Neerslagtekort, maandnormalen 1961-1990

(Database 3)

De neerslagtekorten (maandnormalen 1961-1990), op basis van neerslag en referentiegewasverdamping volgens Makkink voor gras, staan per neerslagstation vermeld in Tabel 5. De referentie-gewasverdam-ping is berekend uit de dagelijkse meteogegevens van het hoofdstation Eelde (Database 1). Vervolgens zijn deze verdampingsgegevens gebruikt voor het berekenen van het neerslagtekort/-overschot van de andere neerslagstations.

Gedurende het groeiseizoen zijn, gemiddeld over alle stations in Noordoost Nederland, de maanden mei en juni de maanden met het grootste neerslagtekort, respectievelijk –19.1 en –15.7 mm. September en oktober zijn de maanden met het grootste neerslagoverschot van het groeiseizoen, respectievelijk 18.4 en 20.7 mm. Verder valt op dat het grootste neerslagoverschot gedurende de maanden juni-oktober gemiddeld over de periode 1961-1990 zich bevindt in de regio Zuidoost Friesland/West Drenthe, n.l. Marum 39.9, Appelscha 41.8, Veenhuizen 35.0, Roden 40.5, Frederiksoord 33.7, Dwingeloo 33.8 en Blokzijl 37.8 mm en dat de plaatsen met het grootste neerslagtekort in Zuidoost Drenthe liggen, n.l. Klazienaveen –19.8 en Schoonebeek –28.1 mm (Tabel 5).

Gebaseerd op de neerslagtekorten vermeld in Tabel 5 is een variantie-analyse (ANOVA) uitgevoerd, waarbij de verschillende meteo-stations zijn gegroepeerd per AVEBE-district.

Op basis van de indeling in districten zijn er significante verschillen tussen de maandelijkse neerslag-tekorten/-overschotten over de periode 1960-1990, uitgezonderd de maand juli. Over de maanden juni-oktober is het grootste neerslagoverschot in het district Assen, het grootste neerslagtekort in het district Emmen.
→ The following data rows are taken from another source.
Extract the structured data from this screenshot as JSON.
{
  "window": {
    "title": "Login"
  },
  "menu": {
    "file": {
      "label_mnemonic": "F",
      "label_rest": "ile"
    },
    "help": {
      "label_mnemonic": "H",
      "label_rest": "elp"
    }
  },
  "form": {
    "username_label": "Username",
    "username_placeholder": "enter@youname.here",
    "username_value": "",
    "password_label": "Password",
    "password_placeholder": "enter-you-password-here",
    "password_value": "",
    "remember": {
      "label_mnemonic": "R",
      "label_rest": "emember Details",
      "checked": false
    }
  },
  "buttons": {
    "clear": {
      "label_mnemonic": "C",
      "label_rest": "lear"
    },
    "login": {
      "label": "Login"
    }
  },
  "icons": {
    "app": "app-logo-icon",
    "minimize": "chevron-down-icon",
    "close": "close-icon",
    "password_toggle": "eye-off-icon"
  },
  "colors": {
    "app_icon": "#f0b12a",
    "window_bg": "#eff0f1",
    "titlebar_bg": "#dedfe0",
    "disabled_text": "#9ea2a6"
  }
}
De overige districten nemen een tussenpositie in, waarbij in de districten Veendam en

Hoogeveen een klein neerslagoverschot hebben, terwijl de districten Stadskanaal en Ter Apel een zeer gering neerslagtekort hebben (Tabel 6).

3.4

Neerslagtekort 1981-1998 (Database 2)

De gecumuleerde hoeveelheid neerslagtekort over de maanden juni-oktober is per regenstation voor de periode 1981-1998 vermeld in Tabel 7. De dagelijkse referentie-gewasverdamping is voor de jaren 1981-1998 berekend voor het meteo-station Eelde (Database 1) en vervolgens zijn deze verdampings-gegevens gebruikt voor het berekenen van het neerslagtekort/-overschot van de andere neerslag-stations.
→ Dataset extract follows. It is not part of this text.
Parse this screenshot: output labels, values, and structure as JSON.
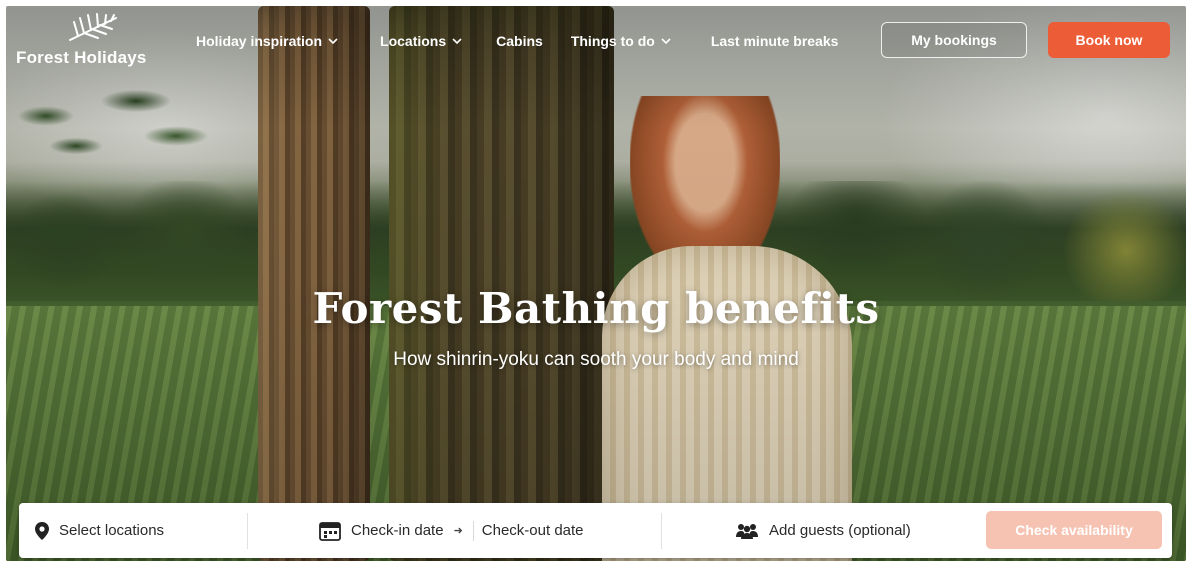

Er is een zeer betrouwbaar effect over de verschillende jaren (LSD = 15.0) De drie jaren met het grootste neerslagtekort waren 1982, 1983 en 1995, met respectievelijk een tekort van -64.2, -132.4 en -83.7 mm over de maanden juni-oktober. In 1983 was het tekort 180 mm meer dan de gemiddelde hoeveelheid (47.1 mm) over de periode 1981-1998. De drie jaren met het grootste neerslagoverschot waren 1988, 1993 en 1998 met respectievelijk een overschot van 172.5, 238.4 en 336.7 mm neerslag. In 1998 was het overschot aan neerslag ruim 290 mm meer dan gemiddeld over deze periode. Er bestaat ook een zeer betrouwbaar effect over de diverse regenstations (LSD = 22.6). In Zuidoost Friesland, Zuidwest Drenthe en de kop van Overijssel waren de grootste neerslagoverschotten: Marum 77.1, Roden 84.6, Appelscha 67.4 Dwingeloo 66.4 en Blokzijl 75.4 mm. In Zuidoost Drenthe waren de grootste neerslagtekorten: Klazienaveen -19.7 en Schoonebeek -18.7 mm in de periode juni-juli over de periode 1981-1998.

(22)

Tabel 5. Neerslagtekorten/-overschotten van de meteo-stations in het centrale zetmeelaardappelteeltgebied

AVEBE-regio (maandnormalen 1961-1990). Negatieve waarde is een neerslagtekort, positieve waarde is een neerslagoverschot.

Plaats KNMI

stationnr. KNMI distrctnr.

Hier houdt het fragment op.